As calls are made for new wide-ranging internet surveillance powers following the horrific events in Paris, ISPA is concerned that politicians are taking the easy way out by demanding greater surveillance powers without explaining how they can effectively help to prevent future terrorist incidents and without giving proper consideration to valid concerns about civil liberties and the impact on business in the UK.
It has been reported that those responsible for the terrorist attacks were known to the security services. Existing legislation already allows for suspects’ communications to be intercepted via a warrant, and the retention of communications data, which is already being retained in the UK, would also have been available to the intelligence services and the police under the existing RIPA process.
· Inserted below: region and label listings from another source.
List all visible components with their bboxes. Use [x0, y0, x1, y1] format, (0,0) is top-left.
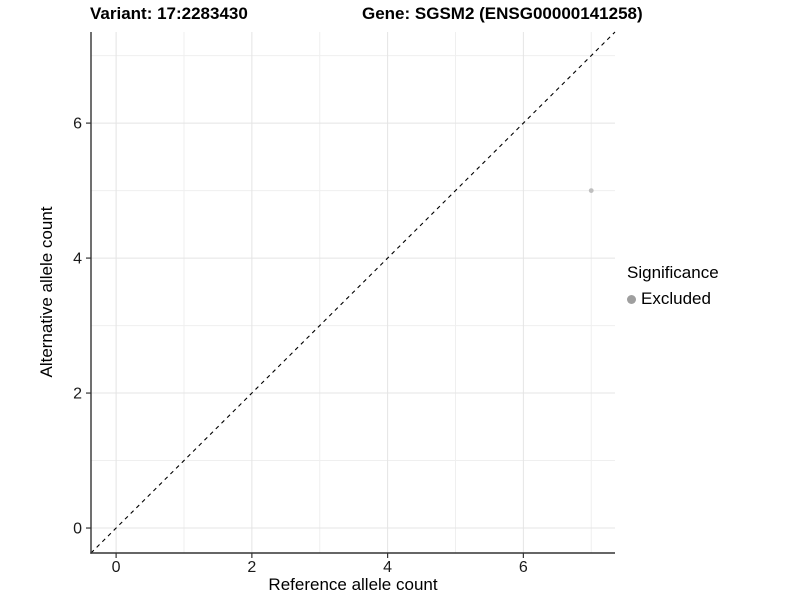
legend-item-excluded: Excluded — [627, 289, 719, 309]
y-tick-label: 2 — [73, 386, 82, 403]
y-tick-label: 0 — [73, 521, 82, 538]
y-tick-label: 4 — [73, 251, 82, 268]
axis-lines — [90, 32, 615, 554]
x-tick-label: 6 — [519, 559, 528, 576]
legend-item-label: Excluded — [641, 289, 711, 308]
axis-tick-labels: 0 2 4 6 0 2 4 6 — [73, 116, 528, 576]
identity-dashed-line — [90, 31, 616, 554]
plot-title-variant: Variant: 17:2283430 — [90, 4, 248, 23]
plot-title-gene: Gene: SGSM2 (ENSG00000141258) — [362, 4, 643, 23]
y-axis-title: Alternative allele count — [37, 206, 56, 378]
gridlines-major — [91, 32, 615, 553]
x-axis-title: Reference allele count — [268, 575, 438, 594]
x-tick-label: 0 — [112, 559, 121, 576]
data-points — [588, 188, 594, 193]
y-tick-label: 6 — [73, 116, 82, 133]
x-tick-label: 2 — [247, 559, 256, 576]
x-tick-label: 4 — [383, 559, 392, 576]
identity-line — [90, 31, 616, 554]
data-point — [588, 188, 594, 193]
axis-tick-marks — [86, 122, 524, 558]
legend: Significance Excluded — [627, 263, 719, 309]
legend-point-icon — [627, 294, 636, 304]
legend-title: Significance — [627, 263, 719, 282]
gridlines-minor — [91, 32, 615, 553]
While the draft Communications Data Bill would have provided access to broader data set, it is questionable whether it would have helped to prevent the incidents in Paris and the industry and UK citizens should be provided with a clear justification for why the Bill is needed now.
Restricting the use of encryption and encrypted communication, as suggested by the Prime Minister, further risks undermining the UK’s status as a good and safe place to do business. In the wake of an increasing number of cyber-attacks and Government initiatives to raise the awareness of cyber risks, encryption is widely accepted as a key measure to safely do business online. Business, individuals and governments around the world rely on encryption to carry out everyday tasks and services, forcing companies to weaken encryption measures would weaken protection against cyber criminals, foreign intelligence agencies and others.
ISPA accepts that the communications landscape is changing but an independent, Government-commissioned review is being led by David Anderson QC into investigatory powers. This is the sort of considered and informed process, listening and involving the various stakeholders, that we hope will inform and develop policy in this area. The review is set to report before the election and we are concerned that politicians have pre-judged the review and will ignore its conclusions.